Ou a componente não letiva onde cabe tudo (desde apoios educativos, substituições de professores,
codocências, etc.)?
E o relatório
refere que os nossos professores do ensino secundário dão 616 horas de aulas
por ano, enquanto a média na OCDE é de 701 horas. Cá, os docentes estão 920
horas na escola, enquanto a média nos países analisados é de 1.178 horas anuais.
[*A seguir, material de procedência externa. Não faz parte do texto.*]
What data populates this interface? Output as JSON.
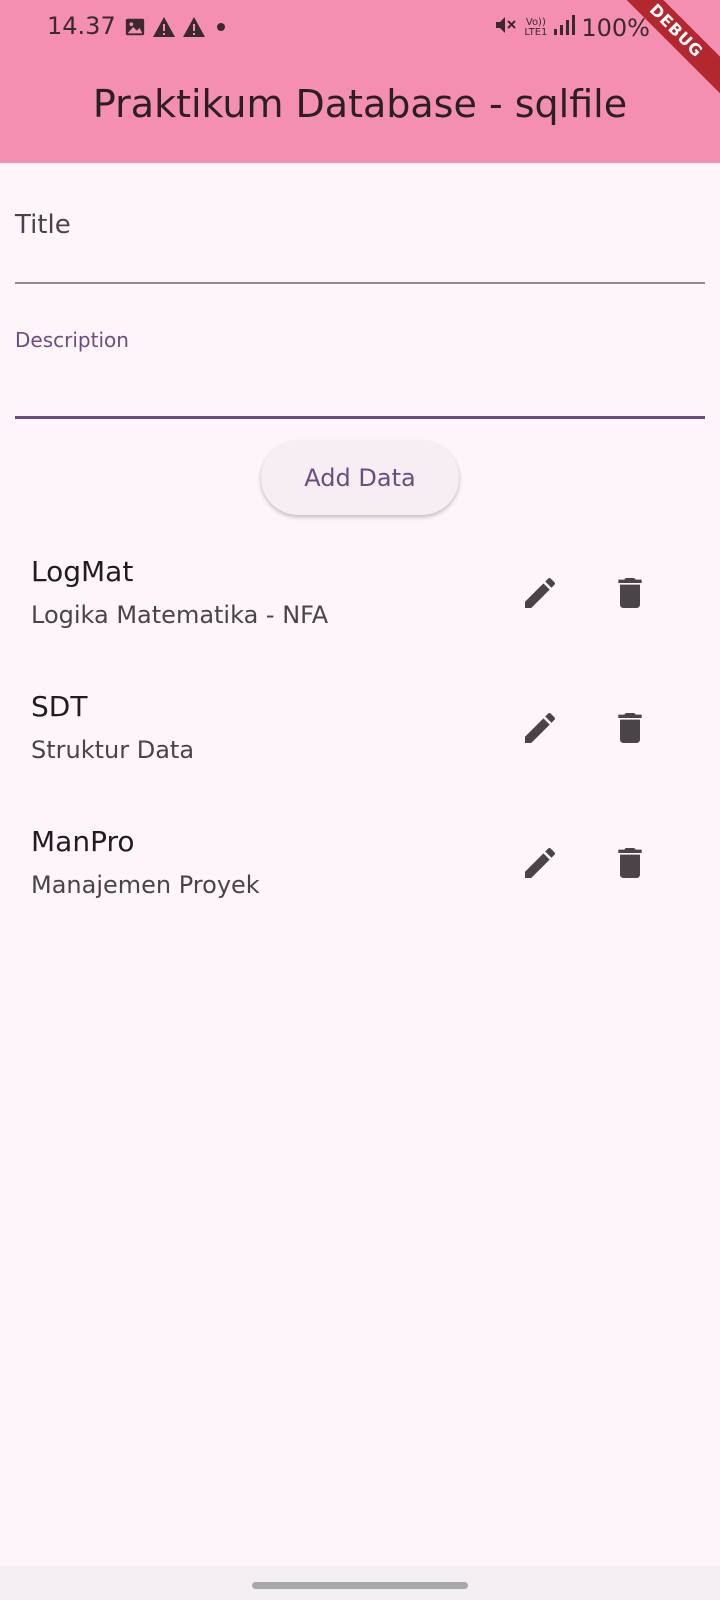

Esquece a OCDE o tempo que se passa em provas de aferição, provas finais,
exames nacionais e exames de equivalência à frequência? E vem ainda falar das
horas de redução da componente letiva de professores com uma certa idade
conjugada com um certo número de anos de serviço, quando isso implica
normalmente permanecer na escola e estar ocupado com alunos, o que dantes não
acontecia.
***
Também no mês de setembro de 2018 e segundo o Notícias ao Minuto, o biólogo Joaquim
Jorge defendia a classe docente, questionando o que sentiriam os portugueses “se
perdessem mais de nove anos de serviço e que não tivesse efeitos para
progredirem na sua vida profissional”.
No entendimento
do fundador do Clube dos Pensadores, o predito relatório “prestou um mau
serviço à educação portuguesa”. Está em causa, como alega, o facto de “os
portugueses que, por sistema, são invejosos e só pensam na sua vida e no seu
emprego”, terem “muita dificuldade em colocar-se no lugar dos outros” e terem
um “hábito gratuito: dizer mal dos outros”.
Na sua ótica,
“o Governo e os portugueses têm, de uma vez por todas, de dizer se querem uma
escola pública de qualidade. Se querem, têm que ter professores bem pagos e
satisfeitos com a profissão. Se não, no futuro, não teremos professores
portugueses, eles virão dos países lusófonos: “No futuro ninguém quer ser professor: mal visto, mal pago, maltratado”.
E frisava:
“Não
podemos continuar a dividir os portugueses que trabalham no privado e no
público. Há muitas pessoas que trabalham no privado e que afirmam, de uma forma
espúria, que são elas que pagam os salários dos professores! Pura ignorância,
os professores pagam tantos ou mais impostos que um privado.”.
Dizia, com
razão, que os dados da OCDE “ são erróneos”, não se entendendo aonde os foram
buscar” (sabemos que os
dados são fornecidos por gente de cá, a jeito do interesse do Governo). E sustentava:
“Era
bom um professor no topo de carreira com mais de 40 anos de serviço ganhar
56.401 euros brutos. Pelas minhas contas, aufere brutos 47.096 euros, uma diferença
de quase 10.000 euros. Já um professor no início de carreira aufere 21.420
euros brutos anuais, e não, 28.349 euros.”.
E adiantava
que este relatório “saiu na hora exata
para, mais uma vez denegrir, e manipular a opinião pública contra os
professores”, que “veio na altura
certa e colocá-lo a favor do Governo, neste braço-de-ferro” e que “até parece que foi encomendado pelo Governo”.
Joaquim Jorge
gostava que a OCDE publicasse relatório sobre salários dos políticos portugueses
e as respetivas benesses (carros,
cartões de crédito, viagens, etc.), em comparação com os políticos de outros países, bem como
relatório sobre os salários dos bancários e suas benesses, comparando com os
bancários de outros países.” E ainda “dos médicos”. E justificava:
“O
que explica em grande medida, enquanto atitude mental, o nosso atraso secular é
a inveja, o ressentimento e o queixume como fatores que obstruem o progresso.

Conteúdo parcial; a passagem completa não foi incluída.